I ask about the recent wave of arrests targeting members of the Peoples’ Democratic Party (HDP), the first party to represent Kurdish interests in Turkey’s parliament. No one wants to talk about it. I sense great anger against the state, and great disappointment in the Kurdish movement. The latest election results, and the fate of elected officials, seem to have heightened this disappointment.
Many Diyarbakır residents express serious discomfort with President Erdoğan’s statement on the upcoming local elections. “In these elections,” he said in October, “in the event that people who have been involved with terrorism win at the ballot boxes, we will take immediate action to appoint trustees and continue on our path.”

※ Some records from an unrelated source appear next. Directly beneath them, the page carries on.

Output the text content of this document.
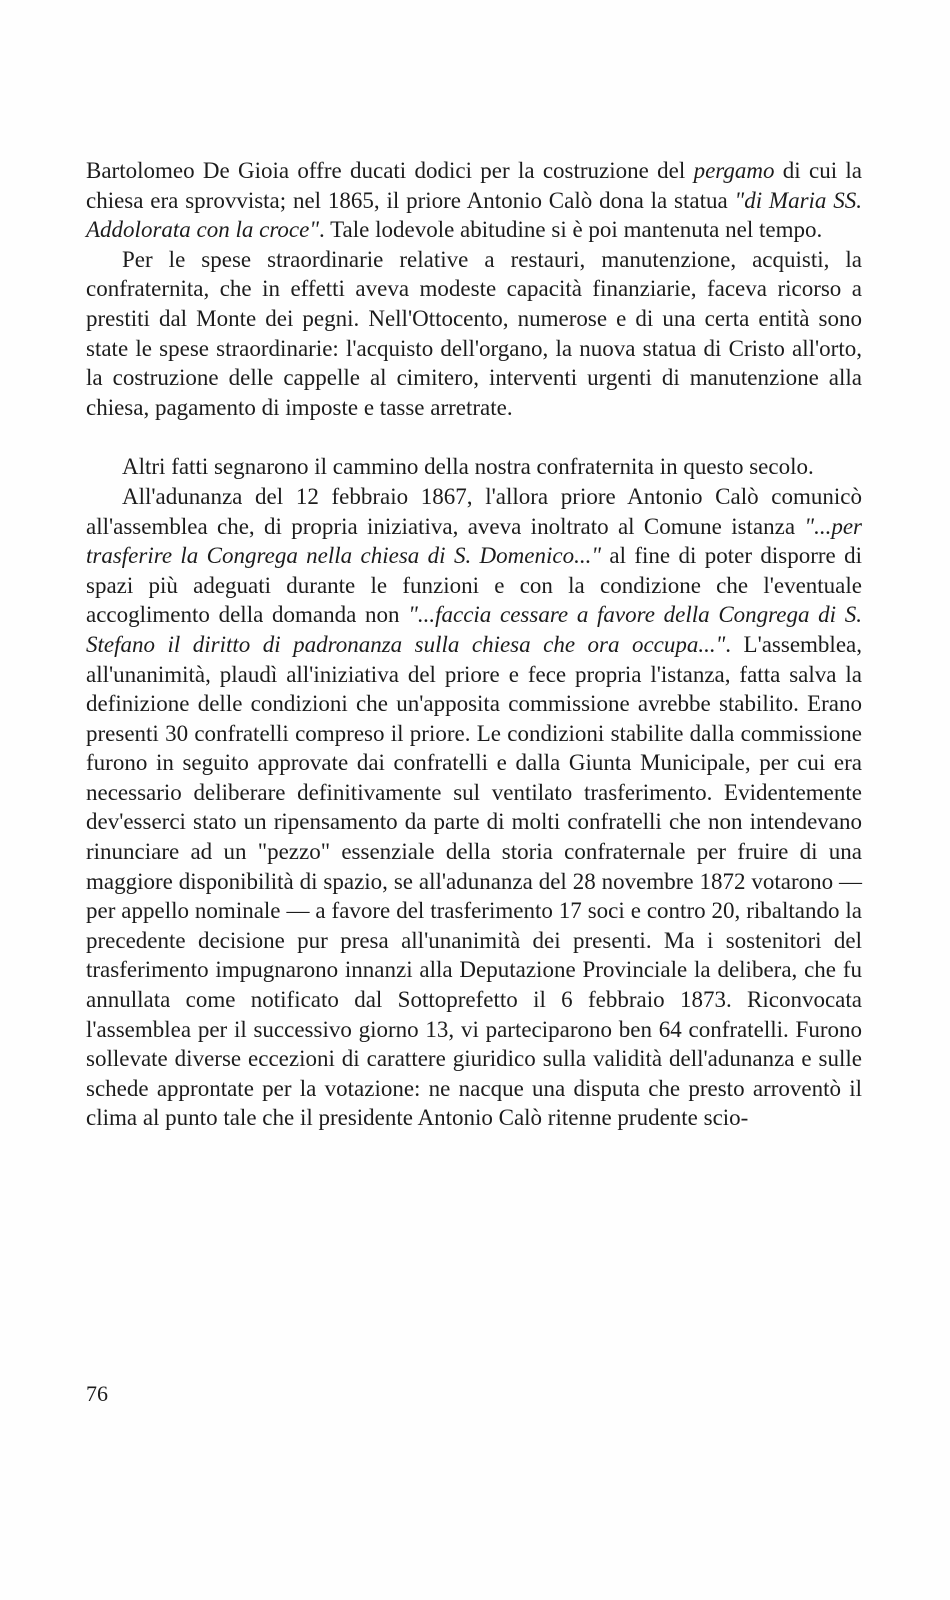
Bartolomeo De Gioia offre ducati dodici per la costruzione del pergamo di cui la chiesa era sprovvista; nel 1865, il priore Antonio Calò dona la statua "di Maria SS. Addolorata con la croce". Tale lodevole abitudine si è poi mantenuta nel tempo.

Per le spese straordinarie relative a restauri, manutenzione, acquisti, la confraternita, che in effetti aveva modeste capacità finanziarie, faceva ricorso a prestiti dal Monte dei pegni. Nell'Ottocento, numerose e di una certa entità sono state le spese straordinarie: l'acquisto dell'organo, la nuova statua di Cristo all'orto, la costruzione delle cappelle al cimitero, interventi urgenti di manutenzione alla chiesa, pagamento di imposte e tasse arretrate.

Altri fatti segnarono il cammino della nostra confraternita in questo secolo.

All'adunanza del 12 febbraio 1867, l'allora priore Antonio Calò comunicò all'assemblea che, di propria iniziativa, aveva inoltrato al Comune istanza "...per trasferire la Congrega nella chiesa di S. Domenico..." al fine di poter disporre di spazi più adeguati durante le funzioni e con la condizione che l'eventuale accoglimento della domanda non "...faccia cessare a favore della Congrega di S. Stefano il diritto di padronanza sulla chiesa che ora occupa...". L'assemblea, all'unanimità, plaudì all'iniziativa del priore e fece propria l'istanza, fatta salva la definizione delle condizioni che un'apposita commissione avrebbe stabilito. Erano presenti 30 confratelli compreso il priore. Le condizioni stabilite dalla commissione furono in seguito approvate dai confratelli e dalla Giunta Municipale, per cui era necessario deliberare definitivamente sul ventilato trasferimento. Evidentemente dev'esserci stato un ripensamento da parte di molti confratelli che non intendevano rinunciare ad un "pezzo" essenziale della storia confraternale per fruire di una maggiore disponibilità di spazio, se all'adunanza del 28 novembre 1872 votarono — per appello nominale — a favore del trasferimento 17 soci e contro 20, ribaltando la precedente decisione pur presa all'unanimità dei presenti. Ma i sostenitori del trasferimento impugnarono innanzi alla Deputazione Provinciale la delibera, che fu annullata come notificato dal Sottoprefetto il 6 febbraio 1873. Riconvocata l'assemblea per il successivo giorno 13, vi parteciparono ben 64 confratelli. Furono sollevate diverse eccezioni di carattere giuridico sulla validità dell'adunanza e sulle schede approntate per la votazione: ne nacque una disputa che presto arroventò il clima al punto tale che il presidente Antonio Calò ritenne prudente scio-

76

Some believe the HDP should boycott this vote, while others argue for campaigning even harder than before. Some folks question why the HDP remains in parliament, a body that has lost all usefulness following the transition to an executive-style presidency.
On Dec. 2, 2018, the curfew in Sur will have been in effect for three years. For three whole years, destruction and “transformation” have continued in this restricted area.
Former Prime Minister Ahmet Davutoğlu said, “We will turn Sur into Toledo,” referring to the UNESCO-listed medieval city in Spain. He was soon forced to step down, and Sur has not become Toledo. Rather, at the hand of a government trustee, it is fast becoming an urban wasteland.
I return home and go online to check out the government’s “Trustee News” page, which promotes trustee-run projects. One post contains an image of a trustee touring Sur, with this caption: “They claim locals are refusing to accept trustees. Who do they think they’re kidding?”
Just then, I receive a text message from the trustee appointed to Diyarbakır, celebrating two years at his position. Alongside images of municipal projects, the message declares: “Our Priority is Diyarbakır.”
Honestly, who do they think they’re kidding?